In line with the Bank's 83rd anniversary, the Foreign Circle was launched during the year, with a 24-hour unit, dedicated telephone lines, and well-trained staff, specially designed to cater to the needs of expatriates and Sri Lankans working overseas. A number of new customers were onboarded during the year, which served to strengthen the Bank’s market leadership position.

Despite pandemic and crisis-induced challenges during the year, remote working was piloted, business continuity was ensured, and the Bank’s customers were able to receive export proceeds without interruption.


The Treasury Division was responsible for managing daily cash-flows and liquidity within the Bank. While serving as a window for raising funds and investments, the Division contributed significantly to the profitability of the Bank.

Responding to stressed conditions, the Division focused on prudent management of cash-flows and statutory liquidity norms as stipulated by the regulator. The Bank’s foreign currency liquidity was closely managed to enable import of essential goods such as fuel, gas, pharmaceuticals, and food items. Meanwhile, the Division’s cash and liquidity forecasting played a major role in the Bank’s ability to respond to the challenging operating environment. Despite ratings downgrades, close relationships with counterparties presented the Bank with opportunities for credit and enabled the Bank to service all obligations and dues.

The Division’s leveraging of trading opportunities and timely management of government securities resulted in a notable performance.

Investment Banking

The Division played a key role in enhancing the Bank’s capital through structuring and issuing of BASEL III compliant subordinated Tier II debentures in 2022. Meanwhile, automation of Investment Banking activities is near completion.

Supported by a highly professional cadre, the Division also undertook fund management, portfolio management, and onboarding a number of new clients during the year. In line with the continuing trend of fund buildup, steps were taken and infrastructure put in place to initiate margin trading that would further strengthen the Bank’s portfolio in the future.

Overseas Operations

2022 was a resilient year for the Bank’s overseas operations, with the Malé branch and Seychelles branch recording their highest annual profit before tax. Bank of Ceylon’s three overseas branches managed NPA within margins, through proactive monitoring and continuous customer engagement. Despite capital issues and global economic pressures, the overseas branches made profits, and contributed remarkably for the Bank’s profit during the year.

The year also witnessed the opening of the first ever INR Nostro account by a Sri Lankan Bank, with the initial transaction being routed through the Chennai branch of BoC. A new Smart Online Banking system, an automated trade finance system and upgrades to the outward remittance system (Smart remit) were launched at the Malé branch. Further network upgrade was carried out at all three branches, as internal controls and cyber-security systems were strengthened as per the Bank’s future strategies for expansion overseas, in line with regulatory requirements.

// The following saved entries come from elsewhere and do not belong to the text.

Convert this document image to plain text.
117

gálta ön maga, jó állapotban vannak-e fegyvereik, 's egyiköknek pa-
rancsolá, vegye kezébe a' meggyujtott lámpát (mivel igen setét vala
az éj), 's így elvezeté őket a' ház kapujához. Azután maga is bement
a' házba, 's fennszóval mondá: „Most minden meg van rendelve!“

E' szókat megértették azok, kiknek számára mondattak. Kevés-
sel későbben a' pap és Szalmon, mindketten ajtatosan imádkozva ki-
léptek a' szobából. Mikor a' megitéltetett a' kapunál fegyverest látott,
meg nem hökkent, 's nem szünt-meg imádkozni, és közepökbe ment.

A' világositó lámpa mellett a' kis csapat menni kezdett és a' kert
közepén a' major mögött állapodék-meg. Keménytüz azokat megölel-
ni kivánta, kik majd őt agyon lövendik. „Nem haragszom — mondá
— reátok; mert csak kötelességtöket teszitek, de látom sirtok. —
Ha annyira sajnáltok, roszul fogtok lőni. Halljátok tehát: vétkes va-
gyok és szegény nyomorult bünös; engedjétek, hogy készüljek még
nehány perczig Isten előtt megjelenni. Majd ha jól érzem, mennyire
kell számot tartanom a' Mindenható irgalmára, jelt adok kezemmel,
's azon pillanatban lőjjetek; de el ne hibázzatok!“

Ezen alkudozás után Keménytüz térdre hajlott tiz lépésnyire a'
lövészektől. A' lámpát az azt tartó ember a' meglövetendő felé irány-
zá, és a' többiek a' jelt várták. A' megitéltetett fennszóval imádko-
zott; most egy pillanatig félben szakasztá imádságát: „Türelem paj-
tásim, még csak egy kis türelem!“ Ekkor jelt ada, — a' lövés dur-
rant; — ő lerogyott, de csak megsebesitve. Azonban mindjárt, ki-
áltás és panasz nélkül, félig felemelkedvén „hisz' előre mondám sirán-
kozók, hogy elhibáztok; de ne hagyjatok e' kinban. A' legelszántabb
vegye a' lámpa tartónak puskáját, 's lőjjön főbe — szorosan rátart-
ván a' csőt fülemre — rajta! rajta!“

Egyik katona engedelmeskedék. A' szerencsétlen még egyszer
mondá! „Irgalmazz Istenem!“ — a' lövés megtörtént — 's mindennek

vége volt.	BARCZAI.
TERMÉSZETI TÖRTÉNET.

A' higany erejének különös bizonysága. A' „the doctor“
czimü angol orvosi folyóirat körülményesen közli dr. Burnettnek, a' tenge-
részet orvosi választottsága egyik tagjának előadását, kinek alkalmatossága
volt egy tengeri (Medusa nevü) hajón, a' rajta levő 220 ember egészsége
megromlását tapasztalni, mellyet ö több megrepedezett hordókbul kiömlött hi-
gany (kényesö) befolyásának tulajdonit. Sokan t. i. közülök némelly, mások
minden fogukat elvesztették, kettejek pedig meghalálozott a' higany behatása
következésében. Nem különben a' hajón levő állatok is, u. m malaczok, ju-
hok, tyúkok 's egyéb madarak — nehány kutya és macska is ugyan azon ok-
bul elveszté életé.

Moving forward during the year, BoC Seychelles added a fully-fledged Disaster Recovery Centre in compliance with requirements to facilitate uninterrupted critical branch operations.

Way Forward

The cluster represents a key component of the Bank’s liaison with international counterparties and foreign banks, with strong relationships playing a critical role going forward. To further strengthen a trajectory of sustainable growth, the Bank has ambitions to expand overseas, contingent on careful consideration, evaluation of feasibility, and regulatory approval.

Further, the Division’s role in the Bank’s access to non-debt foreign exchange inflow, continues to be a key area of focus for growth. In addition, the Bank is looking to leverage the strength of its professional cadre and trusted services to expand investment banking activities.

Throughout, the Bank continues to invest in upgrading and strengthening digitalisation across all overseas branches and functions related to International, Treasury and Investment operations.